A questo punto il fronte sarebbe congelato, una forza di interposizione internazionale si schiererebbe fra i due rivali. I quali potrebbero continuare a rivendicare ciascuno ciò che crede proprio, rinunciando però a contendersi quegli spazi con la guerra. Tutto questo se non sapessimo che nelle relazioni umane c’è sempre un grado prevalente di irrazionalità e di sentimento. Il marziano, a quanto pare piuttosto insensibile – o sarà l’intelligenza artificiale? – non ne tiene conto. Noi dobbiamo. Sempre per punti. Primo. Siamo in una guerra di famiglia, fra cugini slavi che si detestano e hanno un forte senso dell’onore e una decisa propensione alla violenza. Non si arrenderanno che per sfinimento. Secondo. Per Putin e Zelensky è in gioco non la carriera, la vita. Un passo indietro e finiscono liquidati, in un modo o nell’altro. Per loro è importante, se non la vittoria piena, almeno qualcosa che le assomigli e permetta di salvare la faccia.

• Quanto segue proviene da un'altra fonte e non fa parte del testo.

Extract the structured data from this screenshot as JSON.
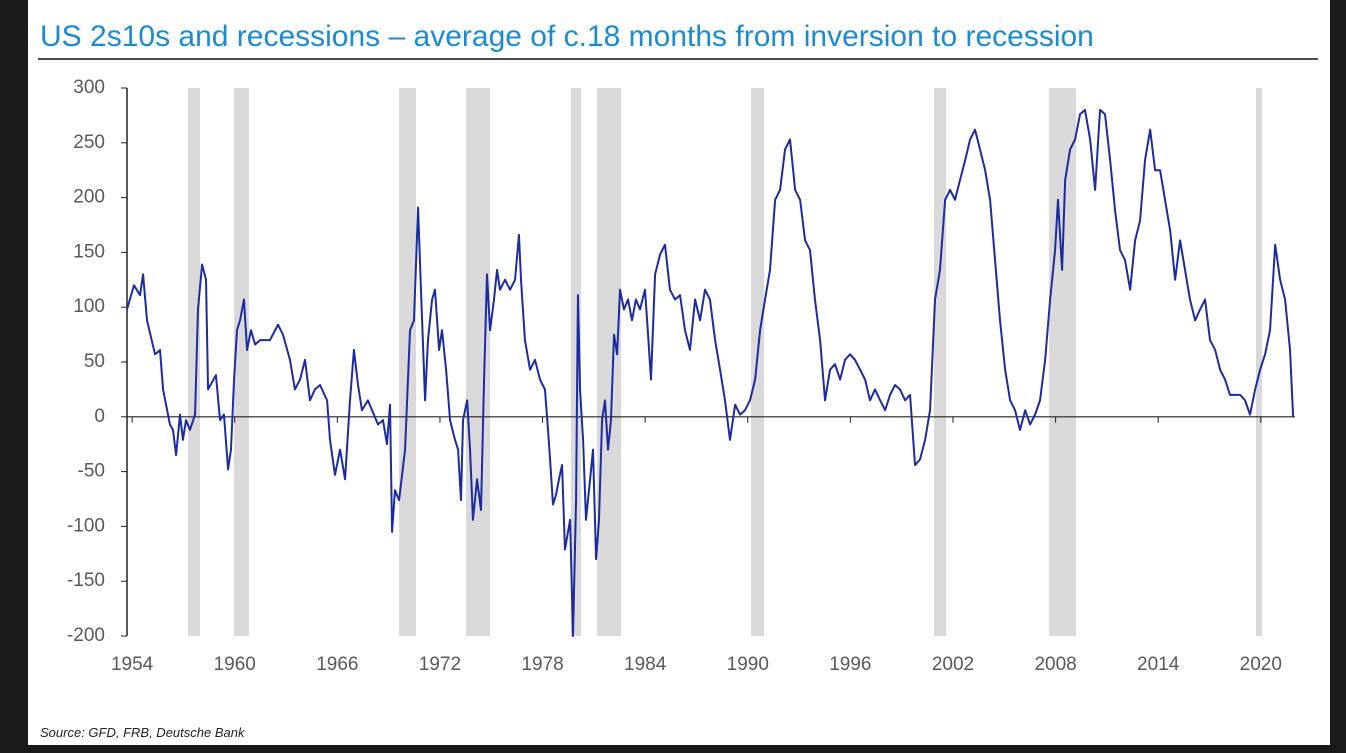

Terzo. Non è solo questione di capi, ma di Nazione e impero. La Nazione Ucraina sta conquistandosi la legittimazione internazionale e soprattutto sta consolidando un tessuto culturale tutt’altro che omogeneo. Da periferia di altrui imperi – russo, polacco, asburgico – a centro di sé stessa. L’impero russo, se sconfitto, minaccia di collassare. È questa l’aspirazione soprattutto di polacchi, baltici, scandinavi e romeni, non troppo propensi a lasciare i conti in sospeso. Letto questo, immaginiamo che il marziano ci ripensi. E valuti l’improbabilità di un cessate-il-fuoco ravvicinato. Alla fine, due ipotesi. Saranno russi e americani a stipulare un accordo; gli ucraini dovranno decidere se accettarlo o respingerlo. Oppure saranno i russi a cedere, per destrutturazione del fronte interno. Con relativo cambio di leadership o di regime, oltre alla possibile disgregazione della Federazione. Quanto a noi europei, comunque finisca saremo più insicuri, più deboli e meno benestanti. Ogni cambio di paradigma geopolitico di un tale spessore provoca riflessi che vanno molto al di là del campo di battaglia. E noi questo campo ce l’abbiamo in casa, anche se ci illudiamo di esserne lontani. Ma il marziano, che ha un altro senso dello spazio, sa bene dove siamo e dove resteremo.